Calls pin_memory() on the stored tensors.

pop(key: ~typing.Union[str, ~typing.Tuple[str, ...]], default: ~typing.Any = <tensordict.base._NoDefault object>) Tensor

Removes and returns a value from a tensordict.

If the value is not present and no default value is provided, a KeyError is thrown.

Parameters:
  • key (str or nested key) – the entry to look for.

  • default (Any, optional) – the value to return if the key cannot be found.

Examples

>>> td = TensorDict({"1": 1}, [])
>>> one = td.pop("1")
>>> assert one == 1
>>> none = td.pop("1", default=None)
>>> assert none is None
popitem()

Removes the item that was last inserted into the TensorDict.

popitem will only return non-nested values.

prod(dim: int | Tuple[int] = <tensordict.base._NoDefault object>, keepdim: bool = <tensordict.base._NoDefault object>, *, dtype: torch.dtype | None = None) bool | TensorDictBase

Returns the produce of values of all elements in the input tensordit.

Parameters:
  • dim (int, tuple of int, optional) – if None, returns a dimensionless tensordict containing the prod value of all leaves (if this can be computed). If integer or tuple of integers, prod is called upon the dimension specified if and only if this dimension is compatible with the tensordict shape.

  • keepdim (bool) –

Keyword Arguments:

dtype (torch.dtype, optional) – If specified, the input tensor is casted to dtype before the operation is performed. This is useful for preventing data type overflows. Default: None.

recv(src: int, *, group: 'dist.ProcessGroup' | None = None, init_tag: int = 0, pseudo_rand: bool = False) int

Receives the content of a tensordict and updates content with it.

Check the example in the send method for context.

Parameters:

src (int) – the rank of the source worker.

Keyword Arguments:
  • group (torch.distributed.ProcessGroup, optional) – if set, the specified process group will be used for communication. Otherwise, the default process group will be used. Defaults to None.

  • init_tag (int) – the init_tag used by the source worker.

  • pseudo_rand (bool) – if True, the sequence of tags will be pseudo- random, allowing to send multiple data from different nodes without overlap. Notice that the generation of these pseudo-random numbers is expensive (1e-5 sec/number), meaning that it could slow down the runtime of your algorithm. This value must match the one passed to send(). Defaults to False.
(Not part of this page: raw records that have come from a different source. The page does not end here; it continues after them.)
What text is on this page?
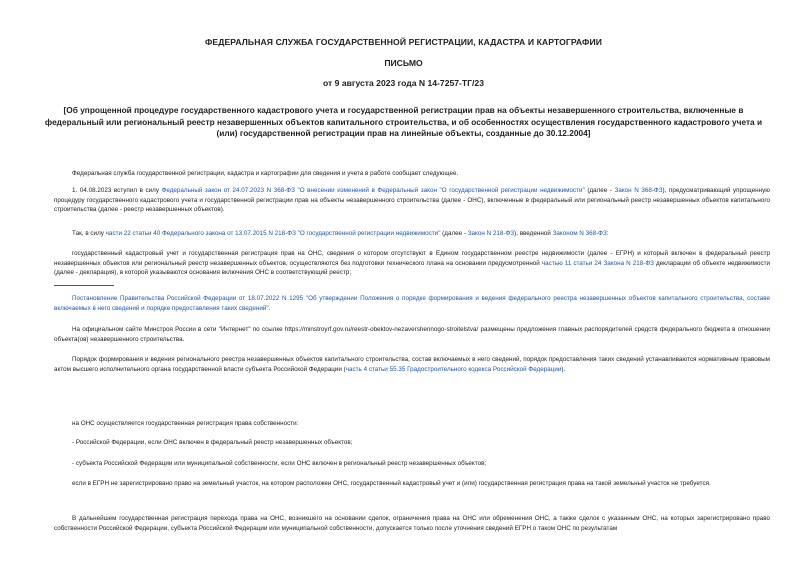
ФЕДЕРАЛЬНАЯ СЛУЖБА ГОСУДАРСТВЕННОЙ РЕГИСТРАЦИИ, КАДАСТРА И КАРТОГРАФИИ
ПИСЬМО
от 9 августа 2023 года N 14-7257-ТГ/23
[Об упрощенной процедуре государственного кадастрового учета и государственной регистрации прав на объекты незавершенного строительства, включенные в федеральный или региональный реестр незавершенных объектов капитального строительства, и об особенностях осуществления государственного кадастрового учета и (или) государственной регистрации прав на линейные объекты, созданные до 30.12.2004]
Федеральная служба государственной регистрации, кадастра и картографии для сведения и учета в работе сообщает следующее.
1. 04.08.2023 вступил в силу Федеральный закон от 24.07.2023 N 368-ФЗ "О внесении изменений в Федеральный закон "О государственной регистрации недвижимости" (далее - Закон N 368-ФЗ), предусматривающий упрощенную процедуру государственного кадастрового учета и государственной регистрации прав на объекты незавершенного строительства (далее - ОНС), включенные в федеральный или региональный реестр незавершенных объектов капитального строительства (далее - реестр незавершенных объектов).
Так, в силу части 22 статьи 40 Федерального закона от 13.07.2015 N 218-ФЗ "О государственной регистрации недвижимости" (далее - Закон N 218-ФЗ), введенной Законом N 368-ФЗ:
государственный кадастровый учет и государственная регистрация прав на ОНС, сведения о котором отсутствуют в Едином государственном реестре недвижимости (далее - ЕГРН) и который включен в федеральный реестр незавершенных объектов или региональный реестр незавершенных объектов, осуществляются без подготовки технического плана на основании предусмотренной частью 11 статьи 24 Закона N 218-ФЗ декларации об объекте недвижимости (далее - декларация), в которой указываются основания включения ОНС в соответствующий реестр;
Постановление Правительства Российской Федерации от 18.07.2022 N 1295 "Об утверждении Положения о порядке формирования и ведения федерального реестра незавершенных объектов капитального строительства, составе включаемых в него сведений и порядке предоставления таких сведений".
На официальном сайте Минстроя России в сети "Интернет" по ссылке https://minstroyrf.gov.ru/reestr-obektov-nezavershennogo-stroitelstva/ размещены предложения главных распорядителей средств федерального бюджета в отношении объекта(ов) незавершенного строительства.
Порядок формирования и ведения регионального реестра незавершенных объектов капитального строительства, состав включаемых в него сведений, порядок предоставления таких сведений устанавливаются нормативным правовым актом высшего исполнительного органа государственной власти субъекта Российской Федерации (часть 4 статьи 55.35 Градостроительного кодекса Российской Федерации).
на ОНС осуществляется государственная регистрация права собственности:
- Российской Федерации, если ОНС включен в федеральный реестр незавершенных объектов;
- субъекта Российской Федерации или муниципальной собственности, если ОНС включен в региональный реестр незавершенных объектов;
если в ЕГРН не зарегистрировано право на земельный участок, на котором расположен ОНС, государственный кадастровый учет и (или) государственная регистрация права на такой земельный участок не требуется.
В дальнейшем государственная регистрация перехода права на ОНС, возникшего на основании сделок, ограничения права на ОНС или обременения ОНС, а также сделок с указанным ОНС, на которых зарегистрировано право собственности Российской Федерации, субъекта Российской Федерации или муниципальной собственности, допускается только после уточнения сведений ЕГРН о таком ОНС по результатам
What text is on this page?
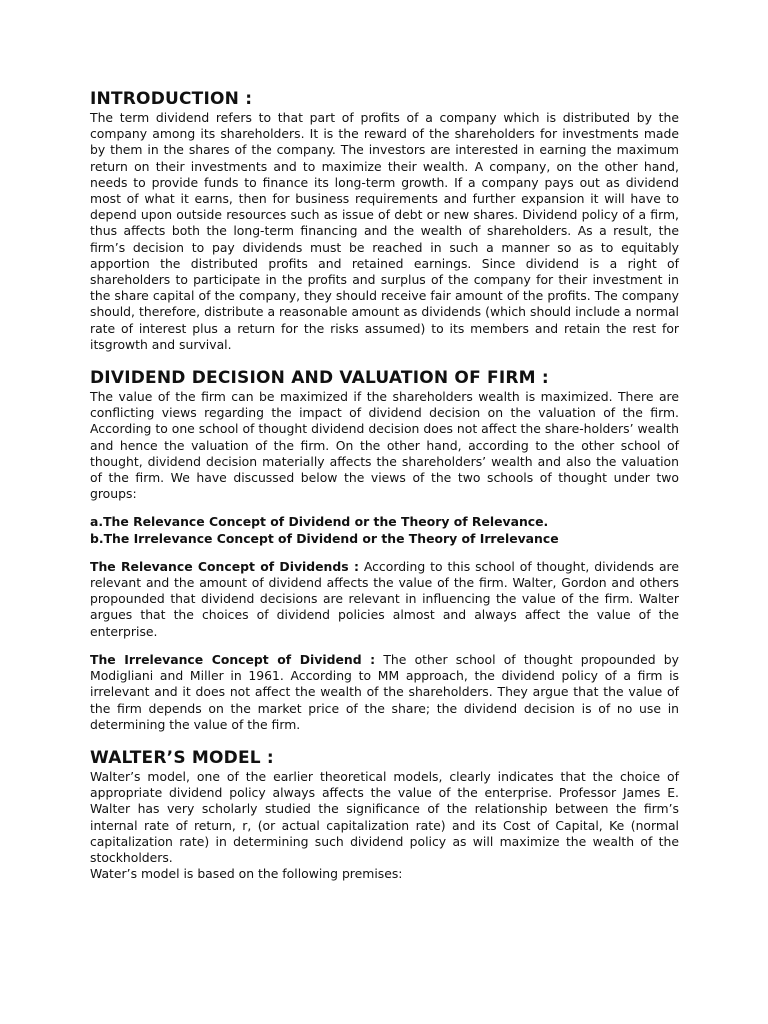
INTRODUCTION :

The term dividend refers to that part of profits of a company which is distributed by the company among its shareholders. It is the reward of the shareholders for investments made by them in the shares of the company. The investors are interested in earning the maximum return on their investments and to maximize their wealth. A company, on the other hand, needs to provide funds to finance its long-term growth. If a company pays out as dividend most of what it earns, then for business requirements and further expansion it will have to depend upon outside resources such as issue of debt or new shares. Dividend policy of a firm, thus affects both the long-term financing and the wealth of shareholders. As a result, the firm’s decision to pay dividends must be reached in such a manner so as to equitably apportion the distributed profits and retained earnings. Since dividend is a right of shareholders to participate in the profits and surplus of the company for their investment in the share capital of the company, they should receive fair amount of the profits. The company should, therefore, distribute a reasonable amount as dividends (which should include a normal rate of interest plus a return for the risks assumed) to its members and retain the rest for itsgrowth and survival.

DIVIDEND DECISION AND VALUATION OF FIRM :

The value of the firm can be maximized if the shareholders wealth is maximized. There are conflicting views regarding the impact of dividend decision on the valuation of the firm. According to one school of thought dividend decision does not affect the share-holders’ wealth and hence the valuation of the firm. On the other hand, according to the other school of thought, dividend decision materially affects the shareholders’ wealth and also the valuation of the firm. We have discussed below the views of the two schools of thought under two groups:

a.The Relevance Concept of Dividend or the Theory of Relevance.
b.The Irrelevance Concept of Dividend or the Theory of Irrelevance

The Relevance Concept of Dividends : According to this school of thought, dividends are relevant and the amount of dividend affects the value of the firm. Walter, Gordon and others propounded that dividend decisions are relevant in influencing the value of the firm. Walter argues that the choices of dividend policies almost and always affect the value of the enterprise.

The Irrelevance Concept of Dividend : The other school of thought propounded by Modigliani and Miller in 1961. According to MM approach, the dividend policy of a firm is irrelevant and it does not affect the wealth of the shareholders. They argue that the value of the firm depends on the market price of the share; the dividend decision is of no use in determining the value of the firm.

WALTER’S MODEL :

Walter’s model, one of the earlier theoretical models, clearly indicates that the choice of appropriate dividend policy always affects the value of the enterprise. Professor James E. Walter has very scholarly studied the significance of the relationship between the firm’s internal rate of return, r, (or actual capitalization rate) and its Cost of Capital, Ke (normal capitalization rate) in determining such dividend policy as will maximize the wealth of the stockholders.

Water’s model is based on the following premises:
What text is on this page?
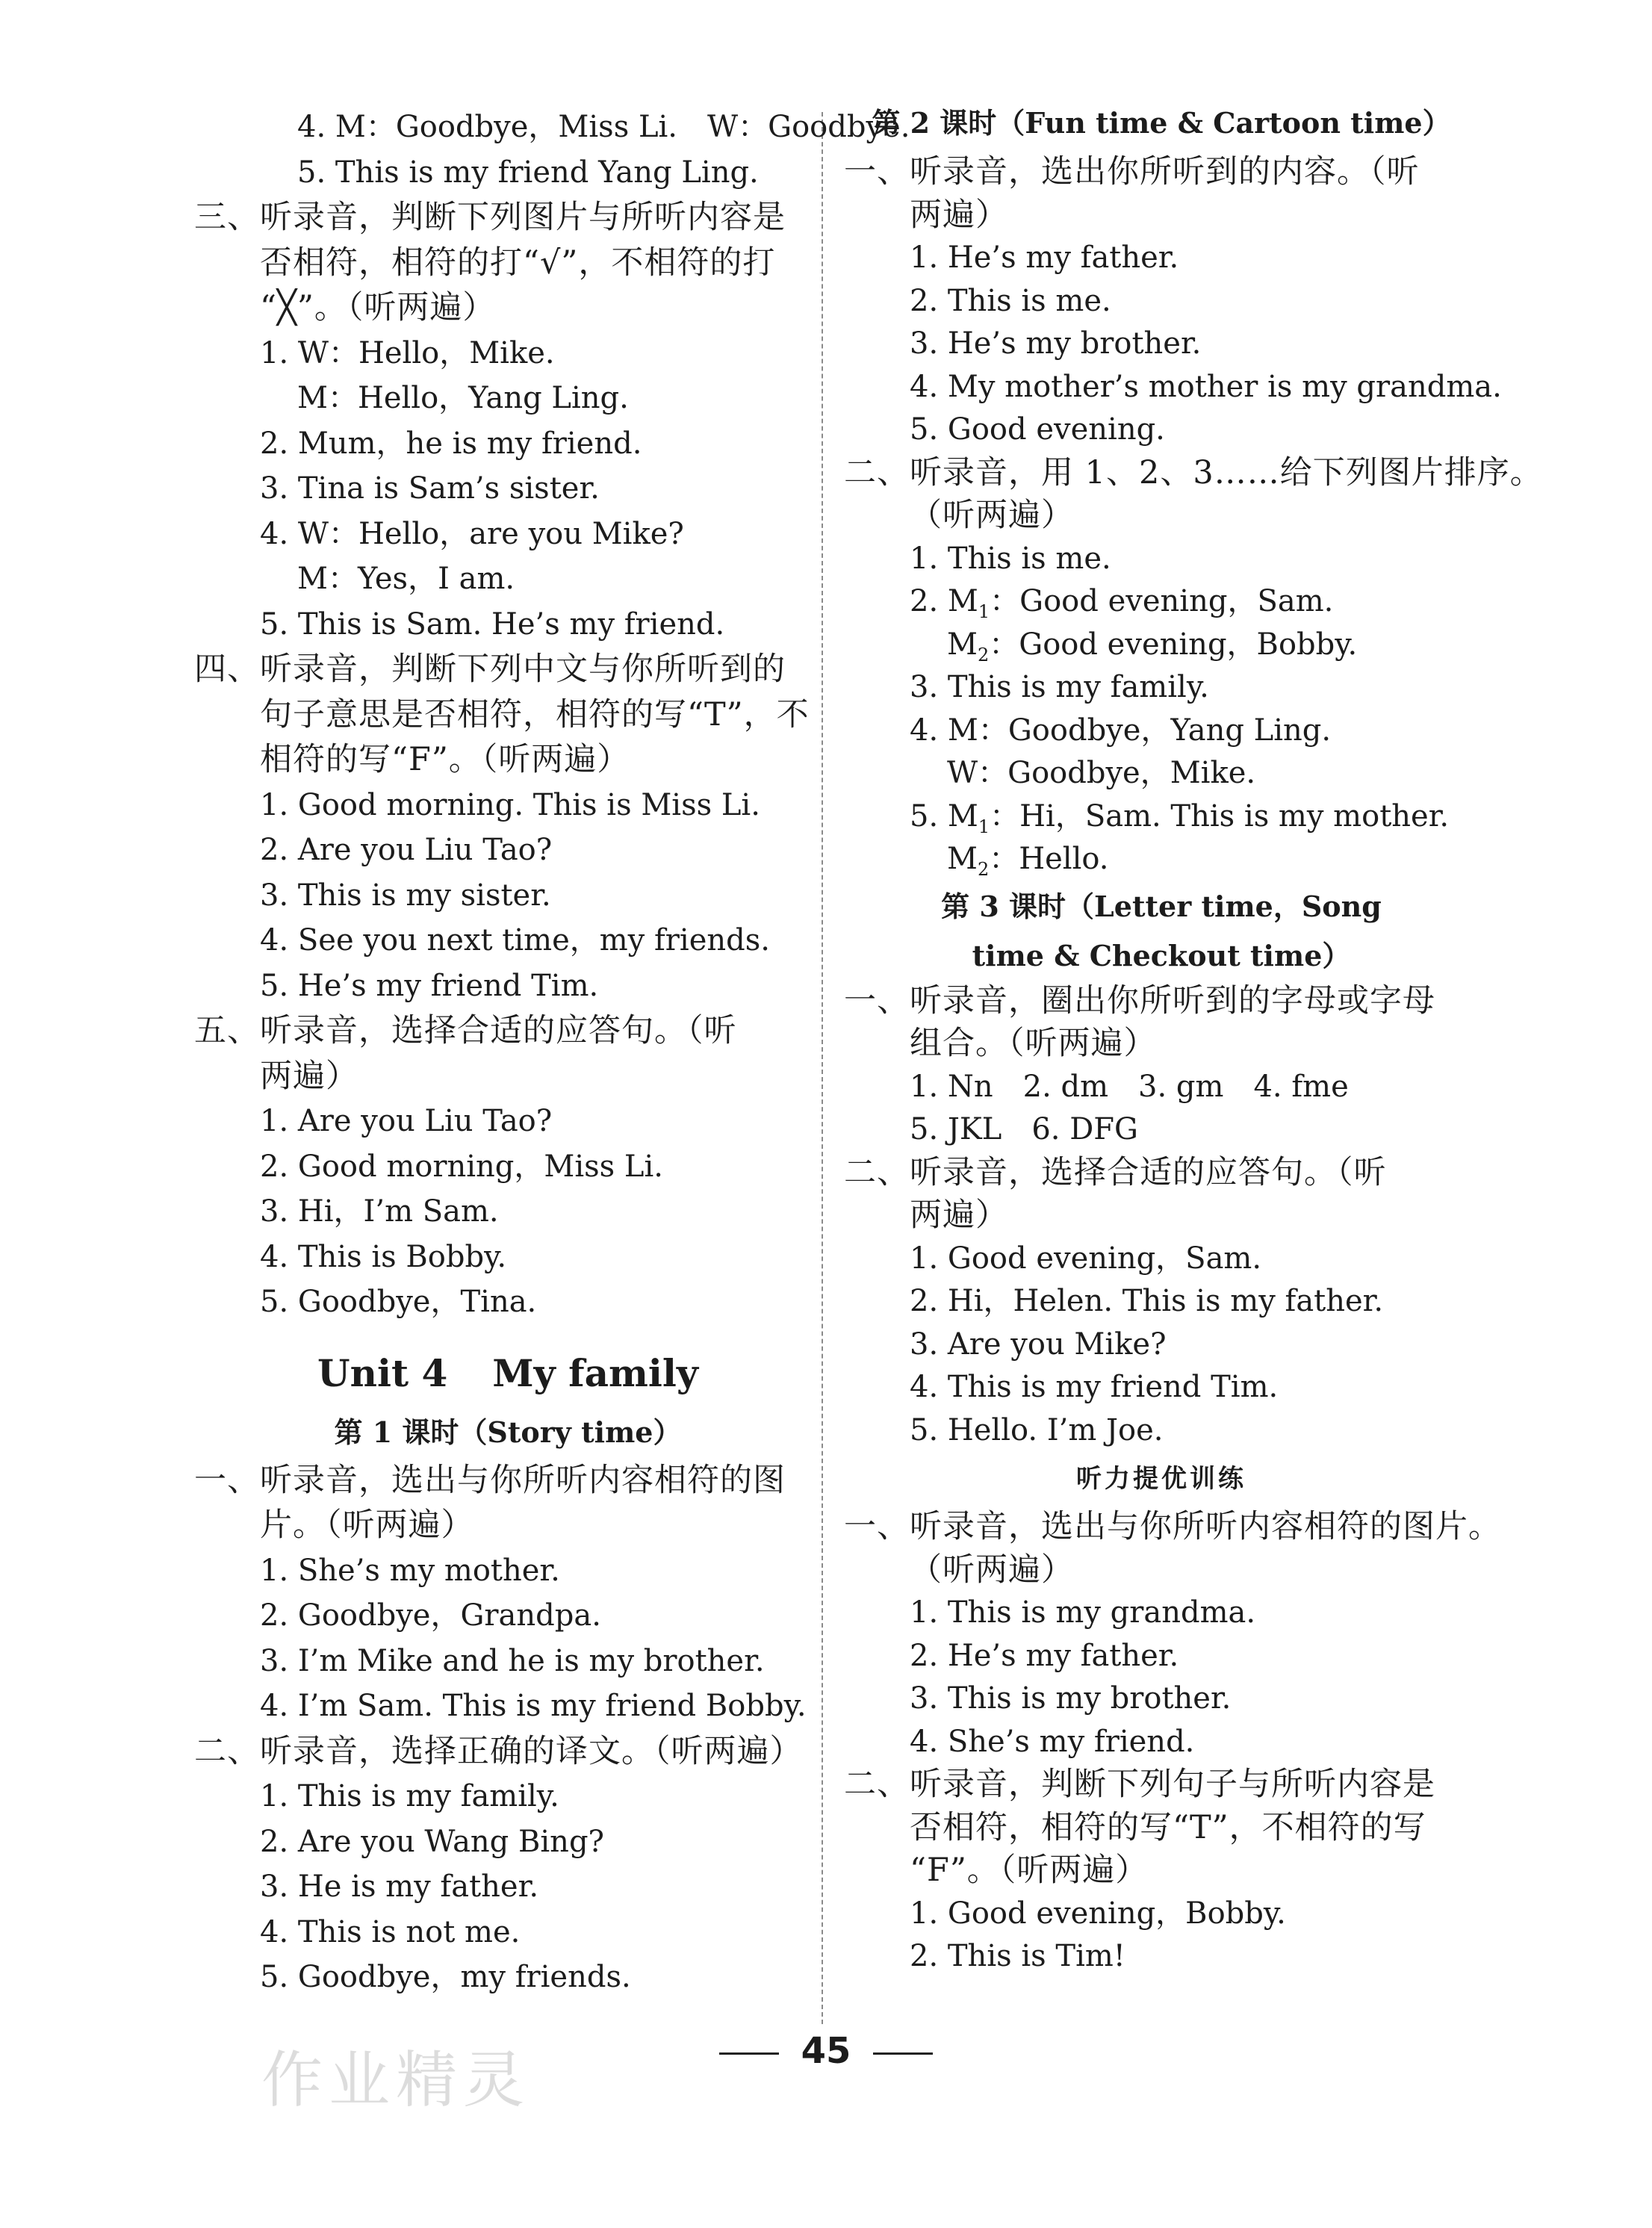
4. M：Goodbye，Miss Li.　W：Goodbye.
5. This is my friend Yang Ling.
三、听录音，判断下列图片与所听内容是
否相符，相符的打“√”，不相符的打
“╳”。（听两遍）
1. W：Hello，Mike.
M：Hello，Yang Ling.
2. Mum，he is my friend.
3. Tina is Sam’s sister.
4. W：Hello，are you Mike?
M：Yes，I am.
5. This is Sam. He’s my friend.
四、听录音，判断下列中文与你所听到的
句子意思是否相符，相符的写“T”，不
相符的写“F”。（听两遍）
1. Good morning. This is Miss Li.
2. Are you Liu Tao?
3. This is my sister.
4. See you next time，my friends.
5. He’s my friend Tim.
五、听录音，选择合适的应答句。（听
两遍）
1. Are you Liu Tao?
2. Good morning，Miss Li.
3. Hi，I’m Sam.
4. This is Bobby.
5. Goodbye，Tina.
Unit 4 My family
第 1 课时（Story time）
一、听录音，选出与你所听内容相符的图
片。（听两遍）
1. She’s my mother.
2. Goodbye，Grandpa.
3. I’m Mike and he is my brother.
4. I’m Sam. This is my friend Bobby.
二、听录音，选择正确的译文。（听两遍）
1. This is my family.
2. Are you Wang Bing?
3. He is my father.
4. This is not me.
5. Goodbye，my friends.
第 2 课时（Fun time & Cartoon time）
一、听录音，选出你所听到的内容。（听
两遍）
1. He’s my father.
2. This is me.
3. He’s my brother.
4. My mother’s mother is my grandma.
5. Good evening.
二、听录音，用 1、2、3……给下列图片排序。
（听两遍）
1. This is me.
2. $M_1$：Good evening，Sam.
$M_2$：Good evening，Bobby.
3. This is my family.
4. M：Goodbye，Yang Ling.
W：Goodbye，Mike.
5. $M_1$：Hi，Sam. This is my mother.
$M_2$：Hello.
第 3 课时（Letter time，Song
time & Checkout time）
一、听录音，圈出你所听到的字母或字母
组合。（听两遍）
1. Nn　2. dm　3. gm　4. fme
5. JKL　6. DFG
二、听录音，选择合适的应答句。（听
两遍）
1. Good evening，Sam.
2. Hi，Helen. This is my father.
3. Are you Mike?
4. This is my friend Tim.
5. Hello. I’m Joe.
听力提优训练
一、听录音，选出与你所听内容相符的图片。
（听两遍）
1. This is my grandma.
2. He’s my father.
3. This is my brother.
4. She’s my friend.
二、听录音，判断下列句子与所听内容是
否相符，相符的写“T”，不相符的写
“F”。（听两遍）
1. Good evening，Bobby.
2. This is Tim!
作业精灵	45
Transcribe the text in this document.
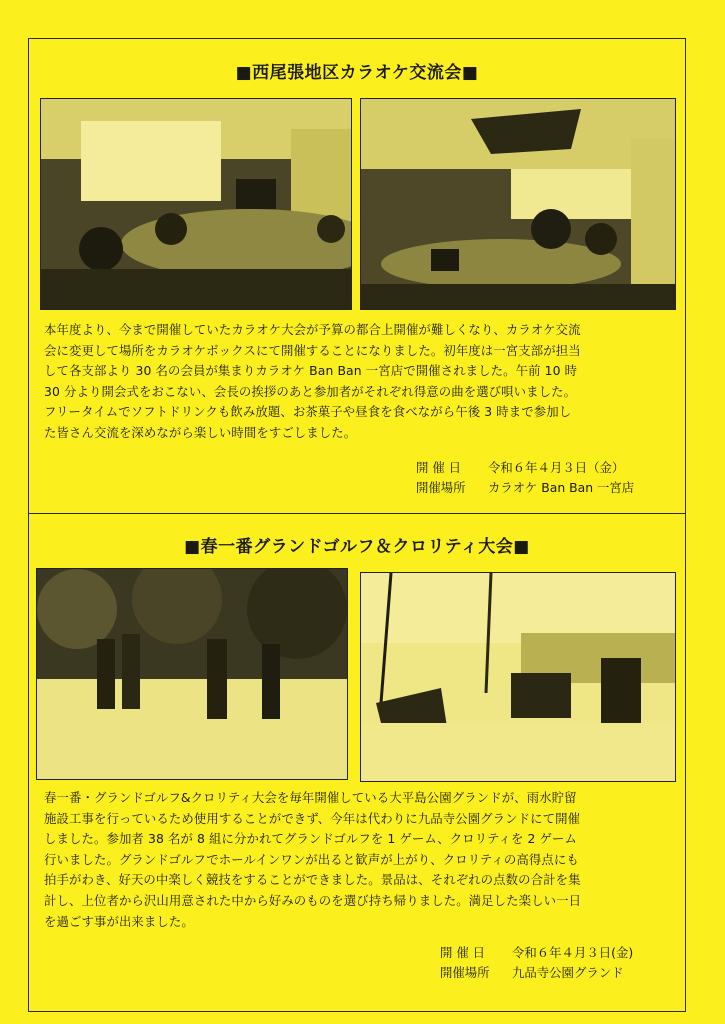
■西尾張地区カラオケ交流会■
本年度より、今まで開催していたカラオケ大会が予算の都合上開催が難しくなり、カラオケ交流
会に変更して場所をカラオケボックスにて開催することになりました。初年度は一宮支部が担当
して各支部より 30 名の会員が集まりカラオケ Ban Ban 一宮店で開催されました。午前 10 時
30 分より開会式をおこない、会長の挨拶のあと参加者がそれぞれ得意の曲を選び唄いました。
フリータイムでソフトドリンクも飲み放題、お茶菓子や昼食を食べながら午後 3 時まで参加し
た皆さん交流を深めながら楽しい時間をすごしました。
開 催 日	令和６年４月３日（金）
開催場所	カラオケ Ban Ban 一宮店
■春一番グランドゴルフ＆クロリティ大会■
春一番・グランドゴルフ&クロリティ大会を毎年開催している大平島公園グランドが、雨水貯留
施設工事を行っているため使用することができず、今年は代わりに九品寺公園グランドにて開催
しました。参加者 38 名が 8 組に分かれてグランドゴルフを 1 ゲーム、クロリティを 2 ゲーム
行いました。グランドゴルフでホールインワンが出ると歓声が上がり、クロリティの高得点にも
拍手がわき、好天の中楽しく競技をすることができました。景品は、それぞれの点数の合計を集
計し、上位者から沢山用意された中から好みのものを選び持ち帰りました。満足した楽しい一日
を過ごす事が出来ました。
開 催 日	令和６年４月３日(金)
開催場所	九品寺公園グランド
reduce(dst, op=None, async_op=False, return_premature=False, group=None)

Reduces the tensordict across all machines.

Only the process with rank dst is going to receive the final result.

refine_names(*names)

Refines the dimension names of self according to names.

Refining is a special case of renaming that “lifts” unnamed dimensions. A None dim can be refined to have any name; a named dim can only be refined to have the same name.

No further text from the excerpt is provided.